Issam and his older sister *Imene, 14, go to the same school in Gafsa - a city 400 kilometres south of Tunis – where there have been several attacks.

Most of the demonstrators are believed to be outlaws whose sole purpose is to destabilize the country. On one occasion, according to Imene, they came with knives, sticks and shards of glass. They even locked the teachers in one room and left with the key.

But there were also some students among the demonstrators. “Some children don’t like their teachers, and so they don’t want to come to school anymore,” says Issam.

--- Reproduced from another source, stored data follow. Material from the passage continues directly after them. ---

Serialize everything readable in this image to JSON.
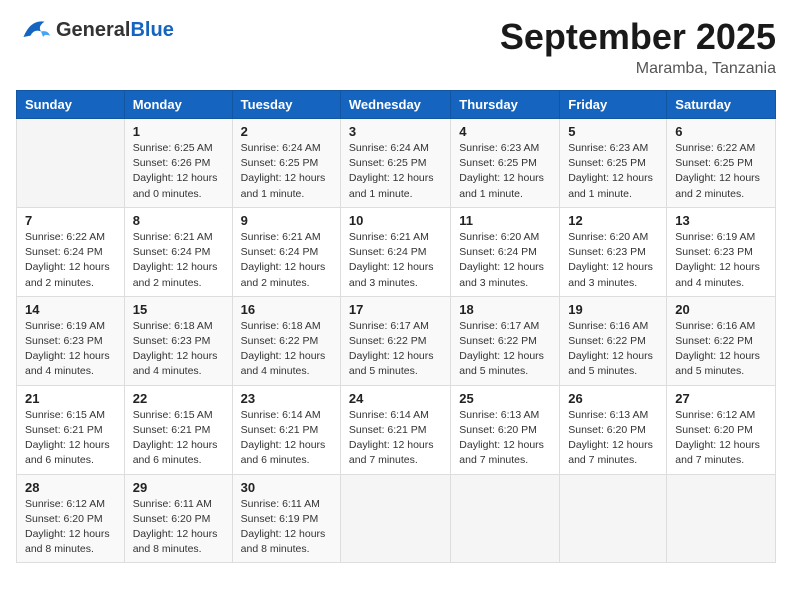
{
  "logo": {
    "general": "General",
    "blue": "Blue"
  },
  "title": "September 2025",
  "location": "Maramba, Tanzania",
  "days_of_week": [
    "Sunday",
    "Monday",
    "Tuesday",
    "Wednesday",
    "Thursday",
    "Friday",
    "Saturday"
  ],
  "weeks": [
    [
      {
        "num": "",
        "sunrise": "",
        "sunset": "",
        "daylight": ""
      },
      {
        "num": "1",
        "sunrise": "Sunrise: 6:25 AM",
        "sunset": "Sunset: 6:26 PM",
        "daylight": "Daylight: 12 hours and 0 minutes."
      },
      {
        "num": "2",
        "sunrise": "Sunrise: 6:24 AM",
        "sunset": "Sunset: 6:25 PM",
        "daylight": "Daylight: 12 hours and 1 minute."
      },
      {
        "num": "3",
        "sunrise": "Sunrise: 6:24 AM",
        "sunset": "Sunset: 6:25 PM",
        "daylight": "Daylight: 12 hours and 1 minute."
      },
      {
        "num": "4",
        "sunrise": "Sunrise: 6:23 AM",
        "sunset": "Sunset: 6:25 PM",
        "daylight": "Daylight: 12 hours and 1 minute."
      },
      {
        "num": "5",
        "sunrise": "Sunrise: 6:23 AM",
        "sunset": "Sunset: 6:25 PM",
        "daylight": "Daylight: 12 hours and 1 minute."
      },
      {
        "num": "6",
        "sunrise": "Sunrise: 6:22 AM",
        "sunset": "Sunset: 6:25 PM",
        "daylight": "Daylight: 12 hours and 2 minutes."
      }
    ],
    [
      {
        "num": "7",
        "sunrise": "Sunrise: 6:22 AM",
        "sunset": "Sunset: 6:24 PM",
        "daylight": "Daylight: 12 hours and 2 minutes."
      },
      {
        "num": "8",
        "sunrise": "Sunrise: 6:21 AM",
        "sunset": "Sunset: 6:24 PM",
        "daylight": "Daylight: 12 hours and 2 minutes."
      },
      {
        "num": "9",
        "sunrise": "Sunrise: 6:21 AM",
        "sunset": "Sunset: 6:24 PM",
        "daylight": "Daylight: 12 hours and 2 minutes."
      },
      {
        "num": "10",
        "sunrise": "Sunrise: 6:21 AM",
        "sunset": "Sunset: 6:24 PM",
        "daylight": "Daylight: 12 hours and 3 minutes."
      },
      {
        "num": "11",
        "sunrise": "Sunrise: 6:20 AM",
        "sunset": "Sunset: 6:24 PM",
        "daylight": "Daylight: 12 hours and 3 minutes."
      },
      {
        "num": "12",
        "sunrise": "Sunrise: 6:20 AM",
        "sunset": "Sunset: 6:23 PM",
        "daylight": "Daylight: 12 hours and 3 minutes."
      },
      {
        "num": "13",
        "sunrise": "Sunrise: 6:19 AM",
        "sunset": "Sunset: 6:23 PM",
        "daylight": "Daylight: 12 hours and 4 minutes."
      }
    ],
    [
      {
        "num": "14",
        "sunrise": "Sunrise: 6:19 AM",
        "sunset": "Sunset: 6:23 PM",
        "daylight": "Daylight: 12 hours and 4 minutes."
      },
      {
        "num": "15",
        "sunrise": "Sunrise: 6:18 AM",
        "sunset": "Sunset: 6:23 PM",
        "daylight": "Daylight: 12 hours and 4 minutes."
      },
      {
        "num": "16",
        "sunrise": "Sunrise: 6:18 AM",
        "sunset": "Sunset: 6:22 PM",
        "daylight": "Daylight: 12 hours and 4 minutes."
      },
      {
        "num": "17",
        "sunrise": "Sunrise: 6:17 AM",
        "sunset": "Sunset: 6:22 PM",
        "daylight": "Daylight: 12 hours and 5 minutes."
      },
      {
        "num": "18",
        "sunrise": "Sunrise: 6:17 AM",
        "sunset": "Sunset: 6:22 PM",
        "daylight": "Daylight: 12 hours and 5 minutes."
      },
      {
        "num": "19",
        "sunrise": "Sunrise: 6:16 AM",
        "sunset": "Sunset: 6:22 PM",
        "daylight": "Daylight: 12 hours and 5 minutes."
      },
      {
        "num": "20",
        "sunrise": "Sunrise: 6:16 AM",
        "sunset": "Sunset: 6:22 PM",
        "daylight": "Daylight: 12 hours and 5 minutes."
      }
    ],
    [
      {
        "num": "21",
        "sunrise": "Sunrise: 6:15 AM",
        "sunset": "Sunset: 6:21 PM",
        "daylight": "Daylight: 12 hours and 6 minutes."
      },
      {
        "num": "22",
        "sunrise": "Sunrise: 6:15 AM",
        "sunset": "Sunset: 6:21 PM",
        "daylight": "Daylight: 12 hours and 6 minutes."
      },
      {
        "num": "23",
        "sunrise": "Sunrise: 6:14 AM",
        "sunset": "Sunset: 6:21 PM",
        "daylight": "Daylight: 12 hours and 6 minutes."
      },
      {
        "num": "24",
        "sunrise": "Sunrise: 6:14 AM",
        "sunset": "Sunset: 6:21 PM",
        "daylight": "Daylight: 12 hours and 7 minutes."
      },
      {
        "num": "25",
        "sunrise": "Sunrise: 6:13 AM",
        "sunset": "Sunset: 6:20 PM",
        "daylight": "Daylight: 12 hours and 7 minutes."
      },
      {
        "num": "26",
        "sunrise": "Sunrise: 6:13 AM",
        "sunset": "Sunset: 6:20 PM",
        "daylight": "Daylight: 12 hours and 7 minutes."
      },
      {
        "num": "27",
        "sunrise": "Sunrise: 6:12 AM",
        "sunset": "Sunset: 6:20 PM",
        "daylight": "Daylight: 12 hours and 7 minutes."
      }
    ],
    [
      {
        "num": "28",
        "sunrise": "Sunrise: 6:12 AM",
        "sunset": "Sunset: 6:20 PM",
        "daylight": "Daylight: 12 hours and 8 minutes."
      },
      {
        "num": "29",
        "sunrise": "Sunrise: 6:11 AM",
        "sunset": "Sunset: 6:20 PM",
        "daylight": "Daylight: 12 hours and 8 minutes."
      },
      {
        "num": "30",
        "sunrise": "Sunrise: 6:11 AM",
        "sunset": "Sunset: 6:19 PM",
        "daylight": "Daylight: 12 hours and 8 minutes."
      },
      {
        "num": "",
        "sunrise": "",
        "sunset": "",
        "daylight": ""
      },
      {
        "num": "",
        "sunrise": "",
        "sunset": "",
        "daylight": ""
      },
      {
        "num": "",
        "sunrise": "",
        "sunset": "",
        "daylight": ""
      },
      {
        "num": "",
        "sunrise": "",
        "sunset": "",
        "daylight": ""
      }
    ]
  ]
}
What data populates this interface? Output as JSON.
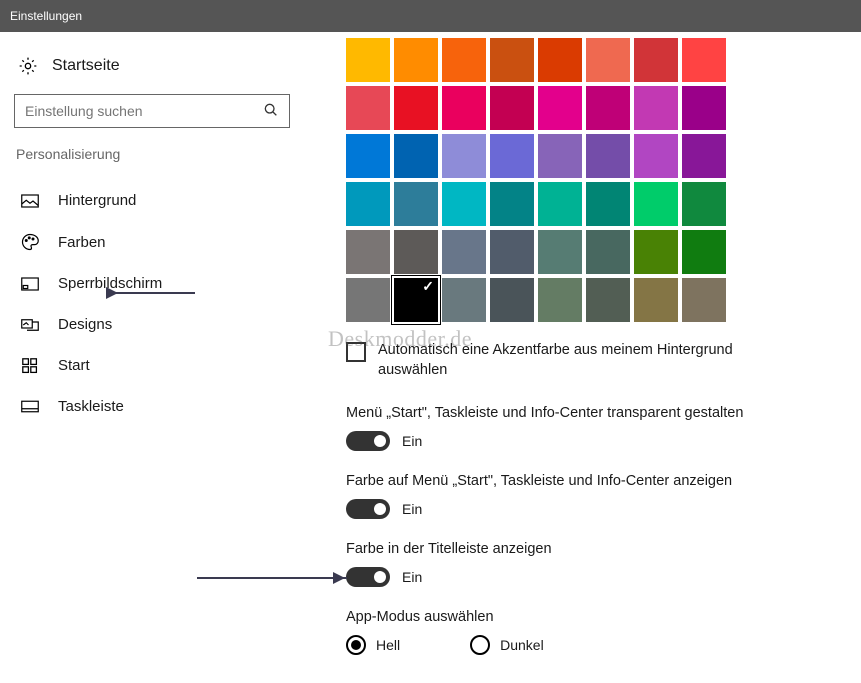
{
  "window": {
    "title": "Einstellungen"
  },
  "sidebar": {
    "home": "Startseite",
    "search_placeholder": "Einstellung suchen",
    "section": "Personalisierung",
    "items": [
      {
        "label": "Hintergrund"
      },
      {
        "label": "Farben"
      },
      {
        "label": "Sperrbildschirm"
      },
      {
        "label": "Designs"
      },
      {
        "label": "Start"
      },
      {
        "label": "Taskleiste"
      }
    ],
    "active_index": 1
  },
  "palette": {
    "colors": [
      "#FFB900",
      "#FF8C00",
      "#F7630C",
      "#CA5010",
      "#DA3B01",
      "#EF6950",
      "#D13438",
      "#FF4343",
      "#E74856",
      "#E81123",
      "#EA005E",
      "#C30052",
      "#E3008C",
      "#BF0077",
      "#C239B3",
      "#9A0089",
      "#0078D7",
      "#0063B1",
      "#8E8CD8",
      "#6B69D6",
      "#8764B8",
      "#744DA9",
      "#B146C2",
      "#881798",
      "#0099BC",
      "#2D7D9A",
      "#00B7C3",
      "#038387",
      "#00B294",
      "#018574",
      "#00CC6A",
      "#10893E",
      "#7A7574",
      "#5D5A58",
      "#68768A",
      "#515C6B",
      "#567C73",
      "#486860",
      "#498205",
      "#107C10",
      "#767676",
      "#000000",
      "#69797E",
      "#4A5459",
      "#647C64",
      "#525E54",
      "#847545",
      "#7E735F"
    ],
    "selected_index": 41
  },
  "settings": {
    "auto_accent": {
      "label": "Automatisch eine Akzentfarbe aus meinem Hintergrund auswählen",
      "checked": false
    },
    "transparent": {
      "label": "Menü „Start\", Taskleiste und Info-Center transparent gestalten",
      "state": "Ein",
      "on": true
    },
    "show_color_menu": {
      "label": "Farbe auf Menü „Start\", Taskleiste und Info-Center anzeigen",
      "state": "Ein",
      "on": true
    },
    "titlebar_color": {
      "label": "Farbe in der Titelleiste anzeigen",
      "state": "Ein",
      "on": true
    },
    "app_mode": {
      "label": "App-Modus auswählen",
      "options": [
        "Hell",
        "Dunkel"
      ],
      "selected": 0
    }
  },
  "watermark": "Deskmodder.de"
}
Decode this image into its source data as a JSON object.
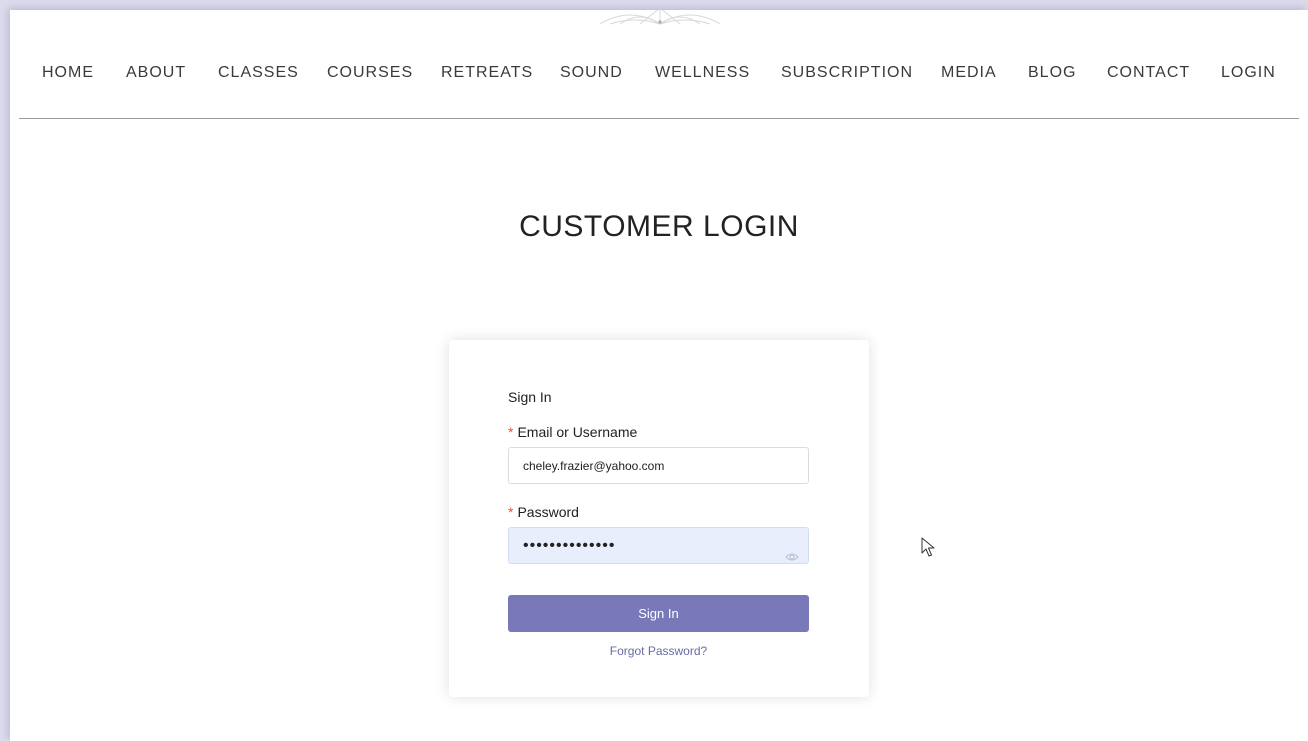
{
  "nav": {
    "items": [
      {
        "label": "HOME"
      },
      {
        "label": "ABOUT"
      },
      {
        "label": "CLASSES"
      },
      {
        "label": "COURSES"
      },
      {
        "label": "RETREATS"
      },
      {
        "label": "SOUND"
      },
      {
        "label": "WELLNESS"
      },
      {
        "label": "SUBSCRIPTION"
      },
      {
        "label": "MEDIA"
      },
      {
        "label": "BLOG"
      },
      {
        "label": "CONTACT"
      },
      {
        "label": "LOGIN"
      }
    ]
  },
  "page": {
    "title": "CUSTOMER LOGIN"
  },
  "login_form": {
    "heading": "Sign In",
    "required_marker": "*",
    "email_label": "Email or Username",
    "email_value": "cheley.frazier@yahoo.com",
    "password_label": "Password",
    "password_value": "••••••••••••••",
    "submit_label": "Sign In",
    "forgot_label": "Forgot Password?"
  },
  "colors": {
    "accent": "#7978b8",
    "link": "#6a69a8",
    "required": "#e0572f",
    "autofill": "#e8eefc"
  },
  "icons": {
    "password_toggle": "eye-icon",
    "pointer": "mouse-cursor-icon",
    "logo": "mandala-logo-icon"
  }
}
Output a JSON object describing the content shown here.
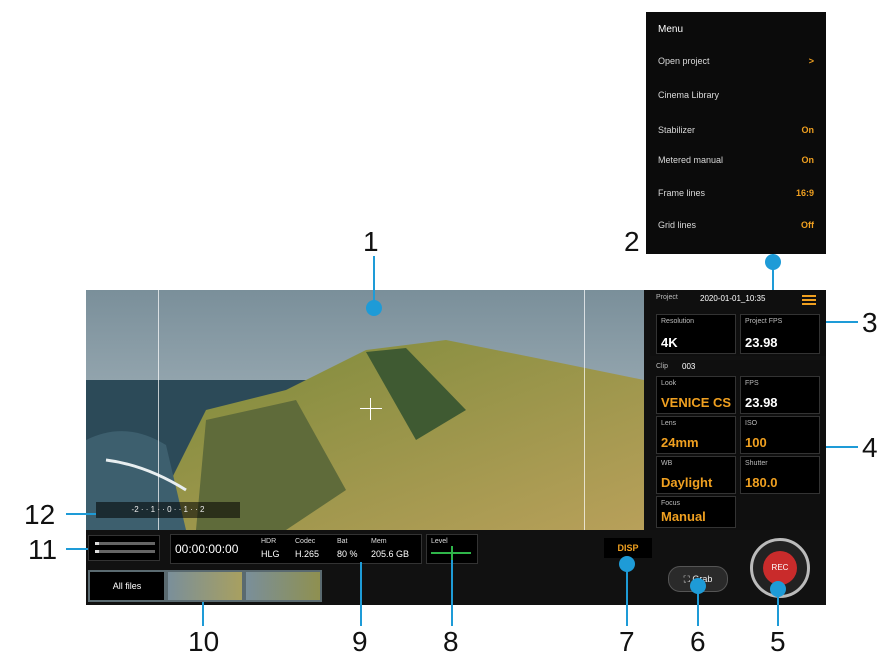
{
  "callouts": [
    "1",
    "2",
    "3",
    "4",
    "5",
    "6",
    "7",
    "8",
    "9",
    "10",
    "11",
    "12"
  ],
  "menu": {
    "title": "Menu",
    "items": [
      {
        "label": "Open project",
        "value": ">"
      },
      {
        "label": "Cinema Library",
        "value": ""
      },
      {
        "label": "Stabilizer",
        "value": "On"
      },
      {
        "label": "Metered manual",
        "value": "On"
      },
      {
        "label": "Frame lines",
        "value": "16:9"
      },
      {
        "label": "Grid lines",
        "value": "Off"
      }
    ]
  },
  "project": {
    "label": "Project",
    "name": "2020-01-01_10:35",
    "resolution_label": "Resolution",
    "resolution": "4K",
    "fps_label": "Project FPS",
    "fps": "23.98"
  },
  "clip": {
    "label": "Clip",
    "number": "003",
    "look_label": "Look",
    "look": "VENICE CS",
    "fps_label": "FPS",
    "fps": "23.98",
    "lens_label": "Lens",
    "lens": "24mm",
    "iso_label": "ISO",
    "iso": "100",
    "wb_label": "WB",
    "wb": "Daylight",
    "shutter_label": "Shutter",
    "shutter": "180.0",
    "focus_label": "Focus",
    "focus": "Manual"
  },
  "status": {
    "timecode": "00:00:00:00",
    "hdr_label": "HDR",
    "hdr": "HLG",
    "codec_label": "Codec",
    "codec": "H.265",
    "bat_label": "Bat",
    "bat": "80 %",
    "mem_label": "Mem",
    "mem": "205.6 GB"
  },
  "level_label": "Level",
  "exposure_scale": "-2 · · 1 · · 0 · · 1 · · 2",
  "all_files": "All files",
  "dsp": "DISP",
  "grab": "Grab",
  "rec": "REC"
}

“I think some people have misunderstood the meaning of freedom,” says his sister. “There has to be more respect in school.”

Impact on children

The exact number of schools that have been targeted during the recent unrest is unknown. UNICEF, however, estimates that basic schools have been looted, damaged or stolen in seven of out 23 regions, with serious degradations in Sidi Bouzid, the heart of the revolution, where six primary schools have been looted and partially burnt

Beyond the damage to buildings, these events have also left an impact on schoolchildren throughout the country, many of whom have been direct witnesses of scenes of violence. To make sure their children are safe, some parents have decided to keep watch inside the school.

“Schools are not just for learning,” said UNICEF Representative in Tunisia Maria Luisa Fornara. “A child-friendly school is one where children feel safe, where they can receive quality education, where they can participate and express themselves, and where they can learn how to be responsible citizens.”

Child-friendly schools are also inclusive, bringing in children with disabilities and those who may have dropped out. UNICEF is working with the Tunisian authorities to promote the child-friendly school model across the country. 

UNICEF provides support

UNICEF will be supporting the Ministry of Education in rehabilitating damaged schools, providing psychosocial support to affected children, and promoting opportunities for dialogue and the restoration of mutual trust and respect between students and teachers.

In the meantime, Imene is worried. “I want things to go back to normal,” she says. “I have an important exam this year, and I want to pass it.”

Both she and her brother are looking forward to the day when things calm down and they resume their daily activities.

“I hope things improve soon,” says Issam. “This is taking too long.”

*Adolescents' names have been changed to protect their identities.